Wednesday, March 28, 2007

On protecting innocence

I sing Z. three songs to help her sleep--the special slow version of the ABC song, Goodnight Irene, and Down in the Valley.

Goodnight Irene is not exactly child-friendly, so I've changed some of the lyrics and omitted the obsessive pedophile verse. Z. loves this song and asks for it more often than the other two, and I made the mistake of pointing the song out when it was playing on the Folkways cd in the car the other day. Of course that version is for grownups and completely unbowdlerized: "Sometimes I have a good notion/to jump in the river and drown;" "I asked your mother for you/She told me that you were too young/I wish to god I never seen your face/I'm sorry you ever was born." They skipped the verse that ends "I'll take morphine and die," but otherwise it was pretty much not-okay for toddlers straight down the line. And you guessed it, today when I asked her what music she wanted, Z. asked to hear that version again. I think I'll have to "lose" the cd when Z.'s around--a straightforward and easy solution.

What is more complicated is knowing that at some point I will have to tell Z. that Helen Hill died. When I was really wiped out by Helen's murder, the first month or so after I heard, we told Z. I was sad because my friend got hurt. It's not that she doesn't know about death--when Diva Dog died last summer she learned about death close-up, at least on her then-18-month-old level--but the death of someone she's never met is beyond what she can understand. I also don't see a need for her to learn that parents die, not at her age. I wish intensely that Helen's son were still protected from this knowledge. (Even though his name is out there, I feel uncomfortable naming him here so I will call him Charming Boy.)

I've been sending care packages to Paul and Charming Boy. Z. has been involved in putting these packages together and even made a couple of things to send. She's also very interested in the packages, in how they get from the post office to Charming Boy, and she likes to look at the postcard of him that Paul sent us as a thank-you note. It's the two-year-old version of having a pen pal.

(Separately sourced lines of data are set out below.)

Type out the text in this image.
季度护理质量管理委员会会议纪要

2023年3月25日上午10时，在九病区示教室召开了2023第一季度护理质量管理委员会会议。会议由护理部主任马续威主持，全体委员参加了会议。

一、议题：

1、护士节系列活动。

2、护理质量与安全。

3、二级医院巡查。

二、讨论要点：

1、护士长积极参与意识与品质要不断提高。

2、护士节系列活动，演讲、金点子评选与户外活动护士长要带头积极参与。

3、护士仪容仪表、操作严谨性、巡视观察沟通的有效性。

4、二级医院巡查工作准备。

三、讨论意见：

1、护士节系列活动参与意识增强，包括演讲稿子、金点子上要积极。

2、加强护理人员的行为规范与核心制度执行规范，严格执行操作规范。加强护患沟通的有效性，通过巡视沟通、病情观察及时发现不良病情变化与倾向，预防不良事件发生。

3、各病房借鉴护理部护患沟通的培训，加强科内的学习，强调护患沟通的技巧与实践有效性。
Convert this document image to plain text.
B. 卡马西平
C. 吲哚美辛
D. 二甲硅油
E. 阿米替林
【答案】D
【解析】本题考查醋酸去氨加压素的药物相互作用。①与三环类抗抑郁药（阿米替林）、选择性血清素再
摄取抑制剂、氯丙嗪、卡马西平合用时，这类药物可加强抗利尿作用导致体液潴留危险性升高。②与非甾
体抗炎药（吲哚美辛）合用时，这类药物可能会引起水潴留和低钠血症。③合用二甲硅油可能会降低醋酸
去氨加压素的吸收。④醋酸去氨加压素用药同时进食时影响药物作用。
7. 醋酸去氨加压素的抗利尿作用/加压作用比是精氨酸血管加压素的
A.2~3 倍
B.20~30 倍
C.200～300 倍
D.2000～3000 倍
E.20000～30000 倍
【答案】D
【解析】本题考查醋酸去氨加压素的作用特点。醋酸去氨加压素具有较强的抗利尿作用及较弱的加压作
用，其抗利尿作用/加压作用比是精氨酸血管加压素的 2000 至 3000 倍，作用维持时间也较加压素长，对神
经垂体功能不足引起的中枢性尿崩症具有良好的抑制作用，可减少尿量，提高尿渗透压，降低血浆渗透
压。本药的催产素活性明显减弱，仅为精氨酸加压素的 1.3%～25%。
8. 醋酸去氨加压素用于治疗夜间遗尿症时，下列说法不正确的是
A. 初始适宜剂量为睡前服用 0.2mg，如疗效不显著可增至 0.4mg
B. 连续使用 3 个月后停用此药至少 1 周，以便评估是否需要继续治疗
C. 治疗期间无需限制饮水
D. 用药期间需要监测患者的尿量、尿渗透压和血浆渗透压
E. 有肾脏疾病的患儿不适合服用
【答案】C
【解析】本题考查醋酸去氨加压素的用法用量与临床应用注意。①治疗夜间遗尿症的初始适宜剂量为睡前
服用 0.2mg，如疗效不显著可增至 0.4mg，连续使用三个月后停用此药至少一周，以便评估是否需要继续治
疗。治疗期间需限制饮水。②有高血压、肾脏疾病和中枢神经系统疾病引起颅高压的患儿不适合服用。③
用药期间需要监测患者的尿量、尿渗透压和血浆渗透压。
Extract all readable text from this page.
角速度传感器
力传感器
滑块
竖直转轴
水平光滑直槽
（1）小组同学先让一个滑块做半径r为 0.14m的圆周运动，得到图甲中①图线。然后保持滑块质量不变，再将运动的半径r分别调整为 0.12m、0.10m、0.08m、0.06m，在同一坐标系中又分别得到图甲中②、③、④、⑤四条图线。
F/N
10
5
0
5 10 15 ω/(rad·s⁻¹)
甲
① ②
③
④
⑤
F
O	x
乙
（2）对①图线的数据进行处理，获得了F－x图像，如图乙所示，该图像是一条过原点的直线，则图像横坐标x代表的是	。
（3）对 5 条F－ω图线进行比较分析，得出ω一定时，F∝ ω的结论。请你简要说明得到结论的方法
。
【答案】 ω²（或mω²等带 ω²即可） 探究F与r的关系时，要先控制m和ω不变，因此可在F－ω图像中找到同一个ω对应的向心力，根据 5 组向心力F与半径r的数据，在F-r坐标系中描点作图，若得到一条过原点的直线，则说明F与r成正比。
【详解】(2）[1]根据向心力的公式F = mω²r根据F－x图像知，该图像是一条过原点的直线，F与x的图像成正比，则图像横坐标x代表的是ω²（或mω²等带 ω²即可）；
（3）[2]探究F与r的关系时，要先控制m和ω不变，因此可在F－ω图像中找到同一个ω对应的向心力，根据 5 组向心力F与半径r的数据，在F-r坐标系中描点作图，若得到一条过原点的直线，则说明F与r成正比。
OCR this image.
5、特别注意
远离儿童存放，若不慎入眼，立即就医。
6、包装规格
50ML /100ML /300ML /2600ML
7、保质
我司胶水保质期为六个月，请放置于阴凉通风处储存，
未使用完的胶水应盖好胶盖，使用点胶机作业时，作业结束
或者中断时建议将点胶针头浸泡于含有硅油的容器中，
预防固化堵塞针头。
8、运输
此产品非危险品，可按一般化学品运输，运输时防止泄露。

Yesterday a friend sent videos of Charming Boy from a recent visit, and forgive me Helen, forgive me Paul, I was relieved to have pictures of him to show Z. that would show him with just his papa. There are wonderful pictures of Charming Boy with Helen on the memorial site that Cristin put together, but I haven't wanted Z. to see them. Their beauty is in how Helen glows with her love for this little person who made her a mama--that's why I love seeing them, and why they're heartbreaking, and why I'm not comfortable with Z. taking them in. She will ask about Charming Boy's mama sooner or later: I hope it's later. I don't want to explain that parents die--sometimes much too soon--until she has the wherewithal to understand death without nightmares, though maybe that point never comes. I hate the violence of the culture I have to raise her in. I want to be a barrier for her for as long as I can. And I can't stand that Helen can no longer do that for her son, that Paul is left alone to reconstruct what protection is possible. It makes me weep.

3 comments:

Phantom Scribbler said...

Do we have the wherewithal to understand death without nightmares? I had them for weeks after Helen's murder.

We had too many opportunities to talk about death with LG when he was a little older than Z. is now, and I'd have to say (from that experience) that the information that parents can die should be parceled out on a strictly need-to-know basis. That's part of why my heart breaks for Paul and Charming Boy.

Anonymous said...

I, too, made some strategic changes to songs I sang my boys - took out "she died of a fever, and nothing could save her" from my mother's old stand-by Molly Malone.

So sad about your friend Helen. So sad.

S. said...

Phantom, I'm sorry LG had to learn when he was so little. It sounds like a very hard time.

Anna, thank you for your sympathy. I gather your mother didn't change the lyrics?